Love is selfish. We look for it so that we can survive, not so that the one we love can survive. We want the other because they make us happy, because they make us proud, they make us confident. Not because we want to make them happy, that is not the ultimate motivation. We only want to make them happy because satisfying them satisfies ourselves. Or else we wouldn’t do it. And sure, love is chemical and all that. But why would you begin to be attached to another person, biologically, chemically, if it weren’t for your own survival? Yes, love leads to heartbreak which essentially could kill, but that love was still for someone who you allowed to hold your happiness in their hands. And so with heartbreak your chance of happiness died.
But isnt that a problem? That almost all of us can’t live without this other half, this key, which is meant to bring us happiness and give us the illusion of meaning in our lives? We essentially can’t survive without love. We need this companionship to have any strength at all. Sure, some are better on their own than others, but really every single one of us in this world is happier being in love with someone who is also in love with us.

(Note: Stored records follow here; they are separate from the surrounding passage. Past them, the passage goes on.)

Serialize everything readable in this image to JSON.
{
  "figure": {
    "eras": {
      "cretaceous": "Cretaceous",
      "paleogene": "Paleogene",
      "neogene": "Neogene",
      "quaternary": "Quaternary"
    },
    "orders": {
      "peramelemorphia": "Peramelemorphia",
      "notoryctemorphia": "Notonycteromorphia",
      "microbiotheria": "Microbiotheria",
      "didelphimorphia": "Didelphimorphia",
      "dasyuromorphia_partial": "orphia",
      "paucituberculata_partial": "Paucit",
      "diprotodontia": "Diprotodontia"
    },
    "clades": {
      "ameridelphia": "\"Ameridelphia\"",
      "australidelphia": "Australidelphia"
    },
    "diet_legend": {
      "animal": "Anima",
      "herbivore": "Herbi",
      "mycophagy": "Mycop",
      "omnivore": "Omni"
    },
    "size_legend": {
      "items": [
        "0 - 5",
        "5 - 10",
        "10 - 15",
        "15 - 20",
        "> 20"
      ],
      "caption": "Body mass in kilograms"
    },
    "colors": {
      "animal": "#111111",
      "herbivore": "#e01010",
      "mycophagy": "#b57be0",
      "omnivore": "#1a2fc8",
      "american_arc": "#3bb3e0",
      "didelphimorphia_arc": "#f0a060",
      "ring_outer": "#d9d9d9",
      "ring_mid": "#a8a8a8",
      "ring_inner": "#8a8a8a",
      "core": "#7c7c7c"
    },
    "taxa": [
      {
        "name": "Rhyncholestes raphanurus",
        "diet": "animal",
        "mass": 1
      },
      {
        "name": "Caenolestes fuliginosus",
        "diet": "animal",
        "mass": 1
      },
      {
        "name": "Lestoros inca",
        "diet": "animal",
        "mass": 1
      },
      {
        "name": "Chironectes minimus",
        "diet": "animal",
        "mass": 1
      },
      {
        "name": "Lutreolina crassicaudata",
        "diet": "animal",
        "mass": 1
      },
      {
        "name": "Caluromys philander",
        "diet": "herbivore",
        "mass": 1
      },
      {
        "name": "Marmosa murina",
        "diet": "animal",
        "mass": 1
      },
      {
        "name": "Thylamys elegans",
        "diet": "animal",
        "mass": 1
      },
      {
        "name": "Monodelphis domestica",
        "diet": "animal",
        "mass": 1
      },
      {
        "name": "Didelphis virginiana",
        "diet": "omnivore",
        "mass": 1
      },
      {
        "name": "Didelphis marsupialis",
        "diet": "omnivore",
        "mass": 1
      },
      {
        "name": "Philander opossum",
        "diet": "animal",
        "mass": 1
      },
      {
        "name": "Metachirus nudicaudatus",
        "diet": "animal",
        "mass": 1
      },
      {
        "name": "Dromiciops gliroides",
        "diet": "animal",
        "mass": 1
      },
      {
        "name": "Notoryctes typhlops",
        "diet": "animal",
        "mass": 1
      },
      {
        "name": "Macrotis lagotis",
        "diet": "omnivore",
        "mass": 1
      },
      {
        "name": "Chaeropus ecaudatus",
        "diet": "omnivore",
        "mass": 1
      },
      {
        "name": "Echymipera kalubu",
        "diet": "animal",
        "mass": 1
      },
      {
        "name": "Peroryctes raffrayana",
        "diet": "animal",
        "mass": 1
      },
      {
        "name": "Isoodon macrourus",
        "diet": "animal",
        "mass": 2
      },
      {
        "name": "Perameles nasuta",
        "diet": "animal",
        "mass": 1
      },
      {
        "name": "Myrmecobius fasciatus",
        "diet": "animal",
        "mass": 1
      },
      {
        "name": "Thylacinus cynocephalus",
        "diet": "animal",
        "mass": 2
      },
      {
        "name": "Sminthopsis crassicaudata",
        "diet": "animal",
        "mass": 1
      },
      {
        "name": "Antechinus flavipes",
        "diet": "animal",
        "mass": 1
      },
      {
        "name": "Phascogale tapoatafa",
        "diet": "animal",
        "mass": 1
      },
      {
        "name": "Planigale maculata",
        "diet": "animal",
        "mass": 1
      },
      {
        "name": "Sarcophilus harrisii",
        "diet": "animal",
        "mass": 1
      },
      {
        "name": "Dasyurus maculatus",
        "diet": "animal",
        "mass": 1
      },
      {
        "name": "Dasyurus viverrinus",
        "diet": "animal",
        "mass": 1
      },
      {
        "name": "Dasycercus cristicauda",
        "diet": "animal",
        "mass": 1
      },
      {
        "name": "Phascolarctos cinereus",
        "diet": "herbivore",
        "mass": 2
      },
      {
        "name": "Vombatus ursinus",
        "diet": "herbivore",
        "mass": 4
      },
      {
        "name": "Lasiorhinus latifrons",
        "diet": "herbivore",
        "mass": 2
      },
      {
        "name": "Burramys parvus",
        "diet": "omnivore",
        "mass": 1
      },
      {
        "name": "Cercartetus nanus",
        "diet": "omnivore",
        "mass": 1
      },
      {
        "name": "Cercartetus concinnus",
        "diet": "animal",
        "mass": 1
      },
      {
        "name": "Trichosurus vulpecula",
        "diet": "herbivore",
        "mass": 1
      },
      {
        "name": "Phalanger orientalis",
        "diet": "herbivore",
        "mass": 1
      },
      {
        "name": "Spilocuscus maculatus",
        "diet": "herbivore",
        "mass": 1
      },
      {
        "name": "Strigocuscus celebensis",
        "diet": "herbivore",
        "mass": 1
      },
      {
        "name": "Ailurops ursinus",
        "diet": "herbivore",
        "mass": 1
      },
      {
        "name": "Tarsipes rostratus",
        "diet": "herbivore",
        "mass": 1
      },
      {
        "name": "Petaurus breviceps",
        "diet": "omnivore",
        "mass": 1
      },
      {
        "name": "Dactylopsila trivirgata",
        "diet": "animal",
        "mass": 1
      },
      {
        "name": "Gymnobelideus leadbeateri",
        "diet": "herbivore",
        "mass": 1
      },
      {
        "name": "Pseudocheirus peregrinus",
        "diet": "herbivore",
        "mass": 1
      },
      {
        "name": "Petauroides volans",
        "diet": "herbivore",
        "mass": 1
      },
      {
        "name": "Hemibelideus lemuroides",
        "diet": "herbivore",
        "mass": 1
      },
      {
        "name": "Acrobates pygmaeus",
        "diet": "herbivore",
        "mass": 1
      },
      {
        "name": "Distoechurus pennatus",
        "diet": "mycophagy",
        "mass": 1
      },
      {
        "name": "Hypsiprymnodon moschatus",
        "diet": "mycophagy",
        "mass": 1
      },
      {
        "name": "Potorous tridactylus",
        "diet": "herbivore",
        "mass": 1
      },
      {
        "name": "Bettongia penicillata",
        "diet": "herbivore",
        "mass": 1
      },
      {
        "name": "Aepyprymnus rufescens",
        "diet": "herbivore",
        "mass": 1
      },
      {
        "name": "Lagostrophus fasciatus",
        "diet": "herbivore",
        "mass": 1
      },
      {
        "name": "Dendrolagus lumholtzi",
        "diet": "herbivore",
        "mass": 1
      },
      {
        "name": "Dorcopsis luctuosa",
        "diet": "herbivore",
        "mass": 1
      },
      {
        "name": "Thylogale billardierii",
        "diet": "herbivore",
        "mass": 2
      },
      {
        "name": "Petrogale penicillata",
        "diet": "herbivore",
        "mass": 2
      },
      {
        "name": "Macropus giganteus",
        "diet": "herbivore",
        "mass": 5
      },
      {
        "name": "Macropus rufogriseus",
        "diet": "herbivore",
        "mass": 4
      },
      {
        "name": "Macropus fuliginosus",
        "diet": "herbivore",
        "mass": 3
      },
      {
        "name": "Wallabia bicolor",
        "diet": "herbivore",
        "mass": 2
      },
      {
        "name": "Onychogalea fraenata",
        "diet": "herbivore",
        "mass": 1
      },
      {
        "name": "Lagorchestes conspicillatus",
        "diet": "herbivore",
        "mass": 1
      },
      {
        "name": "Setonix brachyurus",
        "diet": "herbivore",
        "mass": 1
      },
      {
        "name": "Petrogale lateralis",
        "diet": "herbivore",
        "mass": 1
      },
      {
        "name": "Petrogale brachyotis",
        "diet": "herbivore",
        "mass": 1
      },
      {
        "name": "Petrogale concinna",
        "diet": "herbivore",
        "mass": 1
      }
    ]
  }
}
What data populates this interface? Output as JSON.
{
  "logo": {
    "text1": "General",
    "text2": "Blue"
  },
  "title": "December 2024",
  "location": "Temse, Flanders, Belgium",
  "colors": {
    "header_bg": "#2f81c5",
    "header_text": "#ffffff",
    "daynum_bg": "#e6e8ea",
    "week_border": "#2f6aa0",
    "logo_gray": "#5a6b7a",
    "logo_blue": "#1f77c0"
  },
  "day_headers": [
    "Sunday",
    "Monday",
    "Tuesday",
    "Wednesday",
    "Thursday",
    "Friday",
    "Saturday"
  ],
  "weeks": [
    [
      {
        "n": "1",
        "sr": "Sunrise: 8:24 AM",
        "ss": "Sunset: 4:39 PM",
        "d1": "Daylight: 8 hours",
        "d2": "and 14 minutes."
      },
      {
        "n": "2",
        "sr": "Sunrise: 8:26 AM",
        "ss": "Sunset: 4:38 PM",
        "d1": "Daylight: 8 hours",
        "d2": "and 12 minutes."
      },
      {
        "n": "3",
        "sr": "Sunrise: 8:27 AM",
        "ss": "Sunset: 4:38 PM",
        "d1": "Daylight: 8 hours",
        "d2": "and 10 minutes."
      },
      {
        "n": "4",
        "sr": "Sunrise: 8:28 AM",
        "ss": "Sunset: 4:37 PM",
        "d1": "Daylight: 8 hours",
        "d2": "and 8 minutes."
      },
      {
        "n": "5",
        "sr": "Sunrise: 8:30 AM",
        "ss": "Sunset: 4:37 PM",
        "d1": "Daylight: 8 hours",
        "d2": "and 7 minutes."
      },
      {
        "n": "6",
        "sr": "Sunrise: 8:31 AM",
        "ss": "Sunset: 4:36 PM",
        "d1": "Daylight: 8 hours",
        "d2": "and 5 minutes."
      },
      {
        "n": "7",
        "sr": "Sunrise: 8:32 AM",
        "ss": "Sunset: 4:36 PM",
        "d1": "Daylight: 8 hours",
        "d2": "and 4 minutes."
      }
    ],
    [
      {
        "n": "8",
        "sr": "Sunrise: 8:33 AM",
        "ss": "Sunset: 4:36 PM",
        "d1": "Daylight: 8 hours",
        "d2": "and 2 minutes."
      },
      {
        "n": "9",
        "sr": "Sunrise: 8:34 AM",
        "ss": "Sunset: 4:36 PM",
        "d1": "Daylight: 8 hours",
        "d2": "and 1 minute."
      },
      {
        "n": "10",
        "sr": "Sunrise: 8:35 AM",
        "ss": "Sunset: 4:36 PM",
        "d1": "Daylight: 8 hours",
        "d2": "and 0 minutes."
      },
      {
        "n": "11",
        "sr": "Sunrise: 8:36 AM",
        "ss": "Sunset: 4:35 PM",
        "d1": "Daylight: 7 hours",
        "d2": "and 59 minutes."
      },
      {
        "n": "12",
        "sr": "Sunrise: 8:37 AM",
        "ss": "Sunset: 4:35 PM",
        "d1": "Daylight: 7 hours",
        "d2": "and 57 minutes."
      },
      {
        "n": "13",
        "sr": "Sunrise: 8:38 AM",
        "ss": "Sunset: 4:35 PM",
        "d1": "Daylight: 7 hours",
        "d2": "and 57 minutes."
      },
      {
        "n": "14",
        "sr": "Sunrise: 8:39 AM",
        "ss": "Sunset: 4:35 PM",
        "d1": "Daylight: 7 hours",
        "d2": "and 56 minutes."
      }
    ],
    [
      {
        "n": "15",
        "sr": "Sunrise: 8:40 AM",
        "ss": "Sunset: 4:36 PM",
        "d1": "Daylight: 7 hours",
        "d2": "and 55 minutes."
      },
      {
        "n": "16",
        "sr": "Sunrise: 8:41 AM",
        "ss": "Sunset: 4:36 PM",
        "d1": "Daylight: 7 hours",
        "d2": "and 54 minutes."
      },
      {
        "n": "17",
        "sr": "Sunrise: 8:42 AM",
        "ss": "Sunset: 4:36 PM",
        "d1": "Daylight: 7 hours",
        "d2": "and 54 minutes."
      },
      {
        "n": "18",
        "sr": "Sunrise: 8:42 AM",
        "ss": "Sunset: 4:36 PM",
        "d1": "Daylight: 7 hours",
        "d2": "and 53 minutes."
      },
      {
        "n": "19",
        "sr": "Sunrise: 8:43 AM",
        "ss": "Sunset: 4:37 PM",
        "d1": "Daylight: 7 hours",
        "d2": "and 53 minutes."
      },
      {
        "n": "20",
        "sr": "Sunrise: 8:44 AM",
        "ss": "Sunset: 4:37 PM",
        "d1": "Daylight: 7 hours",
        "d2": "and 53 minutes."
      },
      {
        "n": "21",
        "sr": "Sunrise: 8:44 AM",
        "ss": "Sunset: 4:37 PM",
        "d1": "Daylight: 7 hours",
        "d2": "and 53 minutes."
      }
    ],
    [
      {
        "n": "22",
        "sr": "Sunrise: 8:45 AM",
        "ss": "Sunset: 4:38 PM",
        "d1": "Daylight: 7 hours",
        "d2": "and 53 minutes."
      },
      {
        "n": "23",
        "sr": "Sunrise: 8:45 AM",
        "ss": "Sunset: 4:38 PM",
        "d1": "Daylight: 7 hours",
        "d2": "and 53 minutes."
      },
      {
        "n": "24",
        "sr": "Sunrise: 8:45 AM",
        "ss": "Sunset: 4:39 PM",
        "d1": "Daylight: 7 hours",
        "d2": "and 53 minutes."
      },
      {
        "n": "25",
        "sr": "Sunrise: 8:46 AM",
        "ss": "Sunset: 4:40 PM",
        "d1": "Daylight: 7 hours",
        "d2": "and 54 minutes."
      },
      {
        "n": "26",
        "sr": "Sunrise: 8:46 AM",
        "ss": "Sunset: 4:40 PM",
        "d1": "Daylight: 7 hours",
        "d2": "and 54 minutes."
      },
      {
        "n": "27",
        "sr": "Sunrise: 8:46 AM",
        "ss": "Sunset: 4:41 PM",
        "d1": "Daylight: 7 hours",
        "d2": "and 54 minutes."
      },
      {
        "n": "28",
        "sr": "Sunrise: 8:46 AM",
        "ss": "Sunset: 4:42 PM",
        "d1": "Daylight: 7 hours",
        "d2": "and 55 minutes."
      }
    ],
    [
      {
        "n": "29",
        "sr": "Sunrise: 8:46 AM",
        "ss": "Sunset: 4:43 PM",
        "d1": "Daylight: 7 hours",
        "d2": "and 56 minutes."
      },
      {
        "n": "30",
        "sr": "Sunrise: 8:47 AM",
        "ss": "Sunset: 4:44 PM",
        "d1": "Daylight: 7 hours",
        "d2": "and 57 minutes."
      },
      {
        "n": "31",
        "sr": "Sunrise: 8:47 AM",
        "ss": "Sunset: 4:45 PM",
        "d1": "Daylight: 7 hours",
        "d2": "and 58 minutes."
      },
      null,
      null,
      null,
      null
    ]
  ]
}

For example. I can make myself coffee with my favorite flavored creamer in the morning. And drink it while scrolling my dash on tumblr. Sure, that moment in itself seems favorable, but there is no substance, no meaning in that, no promising happiness. Because then it’s off to the same busy day with the terrifying stream of conciousness inside your head finding all the negatives in your reality. But if you wake up next to someone you love, and you get up and make coffee for both of you, and talk about, let’s say, the kitchen cabinet that you need to fix, then all of a sudden you’re not just living for yourself. You’re giving yourself to this other person so that you can feel that there is meaning to your existence. The other person’s dependence on you gives your life importance, and making them happy makes you happy. So basically, having coffee with a loved one is happiness, and having coffee on your own is another morning of you waiting for love, waiting for happiness. There is a selfish preference for the former. You are selfish because you want this other ideal person to bring you happiness, and you keep waiting until you find it because it’s the only way you’ll survive. And really, isn’t that all we’re trying to do?